1. Efek mekanik. Meningkatnya tekanan lingkungan atau
ambient yang memberikan manfaat penurunan volume gelembung gas atau udara
seperti pada terapi penderita dekompresi akibat kecelakaan kerja penyelaman dan
gas emboli yang terjadi pada beberapa tindakan medis rumah sakit. Akibat
peningkatan tekanan parsial oksigen dalam darah dan jaringan yang memberikan
manfaat terapeutik: bakteriostatik pada infeksi kuman anaerob, detoksikasi pada
keracunan karbon monoksida, sianida dan hidrogensulfida, reoksigenasi pada
kasus iskemia akut, crush injury, compartment syndrome maupun
kasus iskemia kronis, luka yang tidak sembuh, nekrosis radiasi, skin graft
preparation dan luka bakar.
2. Efek Fisiologis. Prinsip yang
dianut secara fisiologis adalah bahwa tidak adanya O2 pada tingkat seluler akan
menyebabkan gangguan kehidupan pada semua organisme. Oksigen yang berada di
sekeliling tubuh manusia masuk ke dalam tubuh melalui cara pertukaran gas.
Fase-fase respirasi dari pertukaran gas terdiri dari fase ventilasi,
transportasi, dan difusi. Dengan kondisi tekanan oksigen yang tinggi,
diharapkan matriks seluler yang menopang kehidupan suatu organisme mendapatkan
kondisi yang optimal.
2.2
Pulmonary Overinflation Syndromes
2.2.1 Definisi7
Pulmonary Overinflation Syndromes (POIS) adalah
kebocoran gas menuju jaringan interstitial pulmo yang tidak menunjukkan gejala
kecuali kebocoran lebih lanjut terjadi. Jika gas masuk sirkulasi arterial,
berpotensi terjadi emboli gas arterial yang fatal. Pulmonary Overinflation
Syndromes termasuk salah satu grup penyakit barotrauma yang disebabkan
ekspansi udara yang terperangkap di paru selama naik (reverse squeeze)

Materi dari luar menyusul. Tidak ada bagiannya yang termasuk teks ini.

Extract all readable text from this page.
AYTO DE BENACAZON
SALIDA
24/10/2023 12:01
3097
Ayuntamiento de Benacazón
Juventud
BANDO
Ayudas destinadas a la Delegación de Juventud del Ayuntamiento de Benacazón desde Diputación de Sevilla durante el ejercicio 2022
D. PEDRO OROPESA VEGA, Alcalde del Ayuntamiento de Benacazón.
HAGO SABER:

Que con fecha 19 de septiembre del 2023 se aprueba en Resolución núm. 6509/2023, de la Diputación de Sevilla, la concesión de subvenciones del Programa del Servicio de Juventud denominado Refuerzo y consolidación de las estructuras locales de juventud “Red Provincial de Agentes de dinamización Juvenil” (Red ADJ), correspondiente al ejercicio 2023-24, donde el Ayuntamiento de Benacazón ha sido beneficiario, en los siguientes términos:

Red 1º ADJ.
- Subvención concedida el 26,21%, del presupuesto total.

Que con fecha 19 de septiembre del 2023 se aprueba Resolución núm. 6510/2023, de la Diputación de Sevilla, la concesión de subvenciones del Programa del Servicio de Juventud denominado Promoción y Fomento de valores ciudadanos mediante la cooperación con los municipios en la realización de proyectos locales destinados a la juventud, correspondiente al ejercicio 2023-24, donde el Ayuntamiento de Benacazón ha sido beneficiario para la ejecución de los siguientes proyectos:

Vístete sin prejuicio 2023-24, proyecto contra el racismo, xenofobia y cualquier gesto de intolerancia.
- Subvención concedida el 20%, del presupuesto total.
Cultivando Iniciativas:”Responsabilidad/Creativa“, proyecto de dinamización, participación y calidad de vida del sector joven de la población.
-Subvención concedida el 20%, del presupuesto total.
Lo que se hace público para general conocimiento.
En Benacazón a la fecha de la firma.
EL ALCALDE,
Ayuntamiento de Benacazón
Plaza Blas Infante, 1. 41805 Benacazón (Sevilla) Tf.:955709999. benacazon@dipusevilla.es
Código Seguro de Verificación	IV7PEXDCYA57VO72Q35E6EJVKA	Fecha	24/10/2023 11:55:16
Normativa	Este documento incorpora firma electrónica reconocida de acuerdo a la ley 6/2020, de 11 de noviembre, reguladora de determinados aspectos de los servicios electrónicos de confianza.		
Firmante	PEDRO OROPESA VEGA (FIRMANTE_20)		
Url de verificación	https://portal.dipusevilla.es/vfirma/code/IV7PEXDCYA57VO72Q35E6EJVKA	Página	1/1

atau tekanan berlebih pada paru dengan subsekuen overekspansi dan pecahnya
kantong udara alveolar. Penyebab pecahnya kantong udara alveolar adalah tekanan
berlebih di dalam paru disebabkan oleh tekanan yang positif dan kegagalan
ekspansi gas untuk keluar dari paru selama naik.
Manifestasi klinis POIS tergantung pada lokasi dimana udara bebas berada.
Di semua kasus, yang pertama terjadi adalah pecahnya alveoli dengan sebuah
koleksi udara di jaringan paru, sebuah kondisi yang dikenal sebagai
interstitial emfisema. Interstitial emfisema ini tidak menimbulkan gejala
sampai distribusi udara lebih lanjut terjadi. Gas mungkin menemukan jalan
menuju cavitas dada atau sirkulasi arterial.
2.2.2 Arterial Gas Embolism (AGE)7
Arterial gas embolism, kadang disebut
juga emboli udara adalah obstruksi aliran darah disebabkan oleh gelembung udara
(emboli) yang memasuki sirkulasi arterial. Obstruksi dari arteri otak dan jantung
dapat menimbulkan kematian jika tidak dilepaskan seketika.
2.2.3 Etiologi AGE7
AGE disebabkan oleh ekspansi gas yang berada di paru–paru ketika bernapas
dalam tekanan dan tertahan di paru–paru ketika naik. Gas mungkin dipertahankan
secara sadar maupun tidak sadar. Gas dapat terjebak dan menyebabkan obstruksi
dari paru–paru yang terkena imbas dari insiden atau penyakit sebelumnya; atau
dari penyelam yang bereaksi panik pada situasi sulit, mungkin menahan napas
tanpa menyadarinya. Jika terdapat cukup gas dan jika itu mengembang secara
cukup, tekanannya akan memaksa gas melalui dinding alveolar menuju jaringan
sekitarnya dan menuju aliran darah. Jika gas memasuki sirkulasi arterial, itu
akan menyebar menuju semua organ tubuh. Organ yang terutama rentan terhadap AGE
dan yang bertanggung jawab untuk gejala yang mengancam keselamatan adalah CNS
dan jantung. Di semua kasus dari AGE, memungkinkan untuk dihubungkan dengan
pneumothorax dan tidak seharusnya diabaikan. Keterbatasan dari suplai udara dan
kebutuhan untuk sebuah kenaikan yang darurat adalah penyebab tersering AGE.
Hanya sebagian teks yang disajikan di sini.